No caso da Honda, por fim, as alterações já haviam sido anunciadas bem antes da pandemia. Em agosto de 2019, a empresa comunicou que a subsidiária argentina, que até então produzia motocicletas e automóveis, deixaria de produzir os carros do modelo HR-V em 2020. Com isso, a planta localizada em Campana (a 80 quilômetros de Buenos Aires) passou a focar suas operações no segmento de motocicletas.

“Visando fortalecer a estrutura do negócio de automóveis, diante das abruptas mudanças da indústria automotiva ao redor do mundo, a Honda tem buscado reforçar a coordenação e colaboração inter-regional, otimizando a alocação e capacidade produtiva de automóveis globalmente”, dizia o comunicado da empresa, no ano passado. O Brasil é um dos países que pode sediar a produção que ocorria na Argentina, mas a decisão ainda não foi tomada pela montadora.

Questionada sobre os casos, a Associação Nacional dos Fabricantes de Veículos Automotores (Anfavea) afirmou que não comenta decisões pontuais de companhias ligadas ao setor.

Mercado consumidor brasileiro é atrativo, mas “migração” não é sistemática

Na opinião de Wagner Parente, CEO da BMJ – consultoria especializada em comércio internacional –, um dos fatores que mais influiu na decisão dessas empresas se relaciona à retomada da economia no período pós-pandemia. "Existe uma perspectiva de determinados setores de que a retomada vai ser mais rápida no Brasil por causa do tamanho do mercado consumidor”, explica.

Já Fernando Ribeiro Leite, professor do Insper, aponta para um reposicionamento nas cadeias globais de valores por parte das empresas transnacionais. “A tendência entre as multinacionais é de priorizar cadeias mais concentradas do ponto de vista geográfico. Essas empresas começaram a compreender que a dispersão geográfica vulnerabiliza a cadeia produtiva. Já que o Brasil é um grande produtor de automóveis, faz sentido deixar os insumos aqui”, avalia.

Ambos descartam que o movimento seja, de fato, uma tendência de "fuga em massa" de empresas da Argentina para o Brasil. “Embora a gente possa lembrar que a Argentina reiteradamente teve crises de fuga de capital produtivo, não só capital financeiro, eu não vejo esse movimento acontecendo agora na economia do país”, completa Leite.

Setor automotivo tem regime de comércio próprio entre Brasil e Argentina

Mais um fator que fortalece a tese de que se trata de um fenômeno pontual do setor automotivo se relaciona ao regime de trocas comerciais entre Brasil e Argentina para exportações e importações de produtos dessa cadeia produtiva. O acordo entre os dois países, chamado “flex”, prevê uma proporção entre importações e exportações de carros e autopeças. Até o ano passado, cada dólar importado pelo Brasil da Argentina deveria equivaler a 1,5 dólar de exportação brasileira ao país vizinho.

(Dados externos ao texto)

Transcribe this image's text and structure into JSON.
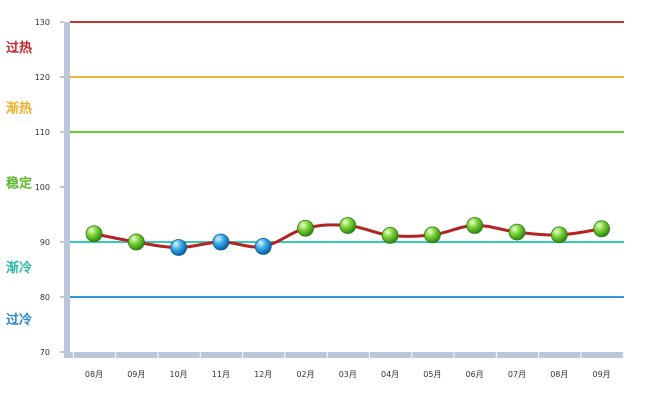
{
  "chart_data": {
    "type": "line",
    "title": "",
    "xlabel": "",
    "ylabel": "",
    "categories": [
      "08月",
      "09月",
      "10月",
      "11月",
      "12月",
      "02月",
      "03月",
      "04月",
      "05月",
      "06月",
      "07月",
      "08月",
      "09月"
    ],
    "series": [
      {
        "values": [
          91.5,
          90,
          89,
          90,
          89.2,
          92.5,
          93,
          91.2,
          91.3,
          93,
          91.8,
          91.3,
          92.4
        ]
      }
    ],
    "point_colors": [
      "green",
      "green",
      "blue",
      "blue",
      "blue",
      "green",
      "green",
      "green",
      "green",
      "green",
      "green",
      "green",
      "green"
    ],
    "ylim": [
      70,
      130
    ],
    "yticks": [
      70,
      80,
      90,
      100,
      110,
      120,
      130
    ],
    "grid": false,
    "thresholds": [
      {
        "value": 130,
        "color": "#c0392b"
      },
      {
        "value": 120,
        "color": "#f0b430"
      },
      {
        "value": 110,
        "color": "#66cc33"
      },
      {
        "value": 90,
        "color": "#33ccbb"
      },
      {
        "value": 80,
        "color": "#3399dd"
      }
    ],
    "zone_labels": [
      {
        "label": "过热",
        "value": 125.5,
        "color": "#c0282d"
      },
      {
        "label": "渐热",
        "value": 114.5,
        "color": "#f0b02a"
      },
      {
        "label": "稳定",
        "value": 100.8,
        "color": "#5cb82a"
      },
      {
        "label": "渐冷",
        "value": 85.5,
        "color": "#2eb8a8"
      },
      {
        "label": "过冷",
        "value": 76,
        "color": "#2a88d0"
      }
    ],
    "line_color": "#b32424",
    "axis_color": "#b9c7d9"
  }
}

A revisão dos termos entre os dois países, em setembro do ano passado, estabeleceu o aumento gradativo do índice até que, em 2029, o setor passe a ter livre comércio. Hoje, a proporção está em 1,8 dólar exportado para 1 dólar importado pelo Brasil. A entrada de carros produzidos em indústrias brasileiras no país vizinho acima da proporção vigente, segundo o acordo, resulta em multas para as montadoras.

“O setor automotivo é muito sensível. Esse arranjo do regime flex foi desenvolvido ao longo do tempo e sempre está sendo rediscutido, com o temor de que todas as empresas argentinas venham para o Brasil, por causa do mercado consumidor. Para o Brasil, interessa manter a Argentina forte, porque é o nosso principal parceiro comercial ”, diz Wagner Parente, da BMJ.

Assim, o acordo flex, segundo ele, é mais um elemento que explica a migração das empresas. “Essa integração sempre foi muito delicada. Como [os presidentes Alberto] Fernández e [Jair] Bolsonaro não têm proximidade, cadeias que dependem de integração produtiva, principalmente o setor automotivo, temem que não haja um aprofundamento dos acordos comerciais do Mercosul", completa Parente.